Manufacturer's list price 13,500 francs (1919)
- The Rolland-Pilain "Type M6 14HP" was offered a six cylinder engine of 2770cc and a 3120 mm wheelbase.
Manufacturer's list price 18,500 francs (1919)
- The Rolland-Pilain "Type CR 18HP" featured a large four cylinder engine of 3969cc and a 3120 mm wheelbase.
Manufacturer's list price 23,000 francs (1919)

The six cylinder car never made it to "volume" production, but both the four cylinder cars would enjoy some success. Prices were listed at the Motor Show for the cars in bare chassis form and included lighting, but they did not include the tyres.

===1925 models===
Five years later there was no sign of a six-cylinder model, but version of both the four cylinder engines appeared at the Motor Show in October 1924, where the manufacturer exhibited four cars.

- The Rolland-Pilain "Type RP 10HP" came with a four cylinder side-valve engine of 1924cc and a 3000 mm wheelbase.
Manufacturer's list price 24,000 francs (1924)
- The Rolland-Pilain "Type B25 10/25HP" was offered with a four cylinder overhead valve engine of 1924cc and a 3040 mm wheelbase.
Manufacturer's list price 27,300 francs (1924)
- The Rolland-Pilain "Type C23 (sometimes called simply the " Rolland-Pilain 2-litre")" featured a four cylinder overhead camshaft engine of 2008cc and a 3200 mm wheelbase. Launched more recently, in 1923, this model was the manufacturer's most high profile model during the 1920s. It was relatively advanced technically, but also expensive to produce which was reflected in a high selling price.
Manufacturer's list price 39,500 francs (1924)
- The Rolland-Pilain "Type CRK 18HP" featured a large four cylinder engine, now with overhead valves, of 3969cc and a 3250 mm wheelbase.
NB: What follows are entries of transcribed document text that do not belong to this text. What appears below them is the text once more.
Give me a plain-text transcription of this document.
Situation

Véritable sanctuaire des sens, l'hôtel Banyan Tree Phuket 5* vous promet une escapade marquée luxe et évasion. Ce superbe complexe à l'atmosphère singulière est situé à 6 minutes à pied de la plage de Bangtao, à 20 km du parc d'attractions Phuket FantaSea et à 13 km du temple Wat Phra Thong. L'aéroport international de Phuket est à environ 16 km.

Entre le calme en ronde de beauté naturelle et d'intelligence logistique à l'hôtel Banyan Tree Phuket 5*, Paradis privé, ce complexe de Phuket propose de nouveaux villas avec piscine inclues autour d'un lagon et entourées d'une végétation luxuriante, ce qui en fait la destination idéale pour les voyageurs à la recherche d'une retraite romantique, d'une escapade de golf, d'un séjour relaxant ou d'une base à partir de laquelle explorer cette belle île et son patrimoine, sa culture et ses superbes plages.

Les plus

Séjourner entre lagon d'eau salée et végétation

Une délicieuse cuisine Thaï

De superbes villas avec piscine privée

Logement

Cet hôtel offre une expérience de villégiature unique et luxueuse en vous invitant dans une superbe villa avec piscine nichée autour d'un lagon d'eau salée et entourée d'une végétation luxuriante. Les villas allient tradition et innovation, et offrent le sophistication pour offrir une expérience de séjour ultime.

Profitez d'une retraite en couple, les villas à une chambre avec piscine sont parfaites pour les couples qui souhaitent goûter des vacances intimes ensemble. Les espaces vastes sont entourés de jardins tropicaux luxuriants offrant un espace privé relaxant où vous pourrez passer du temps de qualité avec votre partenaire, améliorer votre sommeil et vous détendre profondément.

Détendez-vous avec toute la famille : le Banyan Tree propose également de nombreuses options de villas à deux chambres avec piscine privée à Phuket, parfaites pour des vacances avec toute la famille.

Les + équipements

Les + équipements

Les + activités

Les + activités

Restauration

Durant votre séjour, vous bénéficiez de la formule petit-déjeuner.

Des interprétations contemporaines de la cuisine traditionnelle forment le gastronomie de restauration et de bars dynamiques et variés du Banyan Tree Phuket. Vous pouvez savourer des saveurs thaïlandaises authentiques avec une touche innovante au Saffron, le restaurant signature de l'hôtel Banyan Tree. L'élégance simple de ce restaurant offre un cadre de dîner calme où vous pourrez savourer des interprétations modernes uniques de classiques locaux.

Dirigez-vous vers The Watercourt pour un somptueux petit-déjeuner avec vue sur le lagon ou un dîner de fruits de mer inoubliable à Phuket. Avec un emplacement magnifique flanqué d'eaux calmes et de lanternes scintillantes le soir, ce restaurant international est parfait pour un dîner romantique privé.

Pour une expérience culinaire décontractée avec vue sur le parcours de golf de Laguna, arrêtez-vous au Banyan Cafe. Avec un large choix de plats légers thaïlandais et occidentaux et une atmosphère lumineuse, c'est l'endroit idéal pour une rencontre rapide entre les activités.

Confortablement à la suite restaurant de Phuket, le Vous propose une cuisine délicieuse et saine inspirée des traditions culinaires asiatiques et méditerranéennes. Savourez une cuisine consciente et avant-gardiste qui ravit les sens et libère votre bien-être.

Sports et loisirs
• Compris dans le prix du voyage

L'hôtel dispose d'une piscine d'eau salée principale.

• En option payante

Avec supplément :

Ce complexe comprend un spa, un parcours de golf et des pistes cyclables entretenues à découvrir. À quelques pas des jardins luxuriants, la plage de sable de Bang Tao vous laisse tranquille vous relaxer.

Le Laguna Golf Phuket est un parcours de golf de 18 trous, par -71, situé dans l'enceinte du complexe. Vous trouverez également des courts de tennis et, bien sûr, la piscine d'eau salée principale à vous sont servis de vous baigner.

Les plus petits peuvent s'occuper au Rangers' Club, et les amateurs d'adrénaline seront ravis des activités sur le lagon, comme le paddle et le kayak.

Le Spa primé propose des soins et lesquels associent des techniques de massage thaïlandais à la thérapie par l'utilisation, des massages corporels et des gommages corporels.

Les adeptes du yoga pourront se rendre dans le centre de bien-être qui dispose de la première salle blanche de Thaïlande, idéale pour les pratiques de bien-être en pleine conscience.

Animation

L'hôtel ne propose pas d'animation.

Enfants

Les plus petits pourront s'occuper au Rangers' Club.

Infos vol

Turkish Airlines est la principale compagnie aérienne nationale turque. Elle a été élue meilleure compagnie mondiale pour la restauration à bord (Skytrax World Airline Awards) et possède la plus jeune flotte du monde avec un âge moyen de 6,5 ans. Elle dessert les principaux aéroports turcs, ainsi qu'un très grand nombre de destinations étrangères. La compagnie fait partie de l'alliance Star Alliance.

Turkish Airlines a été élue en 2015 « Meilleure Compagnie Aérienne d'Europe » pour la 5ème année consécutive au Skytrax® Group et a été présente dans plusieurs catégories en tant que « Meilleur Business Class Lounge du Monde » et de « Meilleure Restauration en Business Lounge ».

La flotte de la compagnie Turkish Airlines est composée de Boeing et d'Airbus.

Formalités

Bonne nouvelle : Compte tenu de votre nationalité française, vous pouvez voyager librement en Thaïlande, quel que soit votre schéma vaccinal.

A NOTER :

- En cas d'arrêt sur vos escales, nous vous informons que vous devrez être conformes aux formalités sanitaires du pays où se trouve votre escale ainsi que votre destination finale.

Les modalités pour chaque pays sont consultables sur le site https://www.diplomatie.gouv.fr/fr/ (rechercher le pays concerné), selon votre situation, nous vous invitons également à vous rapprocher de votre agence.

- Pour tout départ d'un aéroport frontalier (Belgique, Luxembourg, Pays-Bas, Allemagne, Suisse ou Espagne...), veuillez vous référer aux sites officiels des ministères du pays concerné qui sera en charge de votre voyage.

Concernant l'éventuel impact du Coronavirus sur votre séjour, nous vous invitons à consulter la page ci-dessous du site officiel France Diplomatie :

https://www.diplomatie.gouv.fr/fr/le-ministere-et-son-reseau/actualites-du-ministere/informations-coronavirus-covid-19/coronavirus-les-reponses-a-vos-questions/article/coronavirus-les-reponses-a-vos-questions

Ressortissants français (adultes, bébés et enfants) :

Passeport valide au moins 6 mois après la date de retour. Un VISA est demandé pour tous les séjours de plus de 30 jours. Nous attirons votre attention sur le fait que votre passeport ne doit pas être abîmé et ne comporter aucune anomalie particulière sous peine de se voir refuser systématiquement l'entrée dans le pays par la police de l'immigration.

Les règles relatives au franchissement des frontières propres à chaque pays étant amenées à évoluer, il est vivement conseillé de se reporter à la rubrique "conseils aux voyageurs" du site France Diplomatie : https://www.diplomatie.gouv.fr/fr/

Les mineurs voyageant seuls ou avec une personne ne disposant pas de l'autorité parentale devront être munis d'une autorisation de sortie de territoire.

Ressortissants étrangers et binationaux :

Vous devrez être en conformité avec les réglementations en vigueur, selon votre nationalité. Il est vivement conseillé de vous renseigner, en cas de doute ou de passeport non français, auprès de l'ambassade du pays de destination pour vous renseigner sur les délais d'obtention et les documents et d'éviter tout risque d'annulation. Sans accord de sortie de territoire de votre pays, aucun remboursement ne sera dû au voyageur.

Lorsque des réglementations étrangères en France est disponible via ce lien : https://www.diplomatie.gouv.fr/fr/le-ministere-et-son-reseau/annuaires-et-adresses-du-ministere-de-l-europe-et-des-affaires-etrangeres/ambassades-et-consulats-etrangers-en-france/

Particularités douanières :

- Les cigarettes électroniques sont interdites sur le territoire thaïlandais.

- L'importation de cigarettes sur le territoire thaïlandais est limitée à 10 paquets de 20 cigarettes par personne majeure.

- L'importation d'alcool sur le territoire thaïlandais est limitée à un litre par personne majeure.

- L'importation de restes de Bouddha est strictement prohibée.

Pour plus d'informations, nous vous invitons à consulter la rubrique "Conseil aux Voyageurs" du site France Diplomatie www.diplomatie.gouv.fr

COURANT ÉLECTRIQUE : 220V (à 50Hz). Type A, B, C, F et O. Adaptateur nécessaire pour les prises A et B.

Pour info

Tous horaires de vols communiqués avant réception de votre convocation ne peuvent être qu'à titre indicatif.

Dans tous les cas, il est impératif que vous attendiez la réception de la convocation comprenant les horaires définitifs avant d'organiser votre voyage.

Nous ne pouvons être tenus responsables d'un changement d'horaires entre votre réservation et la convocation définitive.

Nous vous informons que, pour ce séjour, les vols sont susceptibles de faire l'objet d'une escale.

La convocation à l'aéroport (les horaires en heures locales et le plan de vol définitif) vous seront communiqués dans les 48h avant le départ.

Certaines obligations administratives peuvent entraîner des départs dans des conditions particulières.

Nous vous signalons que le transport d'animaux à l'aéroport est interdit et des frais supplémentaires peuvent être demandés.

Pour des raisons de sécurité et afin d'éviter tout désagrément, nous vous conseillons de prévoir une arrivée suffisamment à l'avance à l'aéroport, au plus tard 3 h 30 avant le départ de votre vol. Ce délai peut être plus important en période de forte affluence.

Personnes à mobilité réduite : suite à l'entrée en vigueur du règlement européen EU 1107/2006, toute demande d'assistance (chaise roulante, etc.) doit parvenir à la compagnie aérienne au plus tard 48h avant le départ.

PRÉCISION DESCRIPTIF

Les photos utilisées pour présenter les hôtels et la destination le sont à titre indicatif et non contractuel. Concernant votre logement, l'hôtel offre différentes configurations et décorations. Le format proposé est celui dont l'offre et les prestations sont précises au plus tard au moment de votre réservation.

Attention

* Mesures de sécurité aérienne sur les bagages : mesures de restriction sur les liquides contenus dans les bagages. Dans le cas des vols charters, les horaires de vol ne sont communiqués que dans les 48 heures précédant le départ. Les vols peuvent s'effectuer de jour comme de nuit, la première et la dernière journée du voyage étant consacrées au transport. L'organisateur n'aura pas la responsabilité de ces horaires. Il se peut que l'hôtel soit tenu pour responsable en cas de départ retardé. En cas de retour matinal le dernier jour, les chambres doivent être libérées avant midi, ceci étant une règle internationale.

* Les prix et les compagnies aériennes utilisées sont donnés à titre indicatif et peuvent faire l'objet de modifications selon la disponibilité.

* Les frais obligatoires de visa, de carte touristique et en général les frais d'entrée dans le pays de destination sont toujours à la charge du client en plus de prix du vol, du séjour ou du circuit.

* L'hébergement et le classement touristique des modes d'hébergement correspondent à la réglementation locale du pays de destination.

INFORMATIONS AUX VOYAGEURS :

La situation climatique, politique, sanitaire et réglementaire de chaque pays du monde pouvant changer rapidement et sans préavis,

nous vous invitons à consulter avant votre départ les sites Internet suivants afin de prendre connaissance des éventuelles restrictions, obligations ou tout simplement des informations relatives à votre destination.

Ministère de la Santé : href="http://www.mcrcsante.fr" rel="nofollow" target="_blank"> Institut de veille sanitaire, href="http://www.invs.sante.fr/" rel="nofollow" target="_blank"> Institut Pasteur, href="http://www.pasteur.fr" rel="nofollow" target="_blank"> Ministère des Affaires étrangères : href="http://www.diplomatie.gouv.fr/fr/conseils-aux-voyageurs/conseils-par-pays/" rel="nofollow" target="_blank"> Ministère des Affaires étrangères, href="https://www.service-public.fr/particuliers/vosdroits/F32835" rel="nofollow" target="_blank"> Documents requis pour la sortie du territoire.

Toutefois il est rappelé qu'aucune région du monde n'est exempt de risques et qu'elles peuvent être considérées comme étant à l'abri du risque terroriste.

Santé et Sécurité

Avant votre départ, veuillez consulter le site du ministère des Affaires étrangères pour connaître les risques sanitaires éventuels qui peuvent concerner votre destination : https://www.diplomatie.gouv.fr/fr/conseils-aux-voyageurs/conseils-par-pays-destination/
Now nearing the end of its time, this was now seen as a "run-out" model
Manufacturer's list price 24,000 francs (1924)

Prices were listed at the Motor Show for the cars in bare chassis form and included lighting, but they still did not include the tyres.

==Motorsports==
Participation in motor racing included several Grand Prix races and Le Mans 24 hours.

The greatest success came in 1923, when Albert Guyot drove a Rolland-Pilain A22 to victory in the San Sebastián Grand Prix.

Rolland-Pilain returned to Le Mans in 1924 and again in 1925, entering 3 Torpedo bodied cars, their engine sizes restricted to 1,997cc. Only one of the three finished, driven by Jean de Marguenat and Louis Sire, and achieving seventh place.

French auto-makers set great store by endurance events in Africa during the 1920s, and the company received much positive publicity from the "Tranin-Duverne" marathon drive undertaken from Conakry to Djibouti using a 10HP Rolland-Pilain. The exploit lasted from 3 December 1924 to 20 February 1925. This was the first time a wheeled car had traversed the African continent from west to east.

==Demise==
A lack of funds led to Rolland and Pilain losing control of the company in 1926. Things went downhill from there. Automobile production ended in 1927 and the company was declared in default of its debts in 1928. After a period of struggle, the factory closed in 1932.

When production ceased, more than 5,000 cars had been built.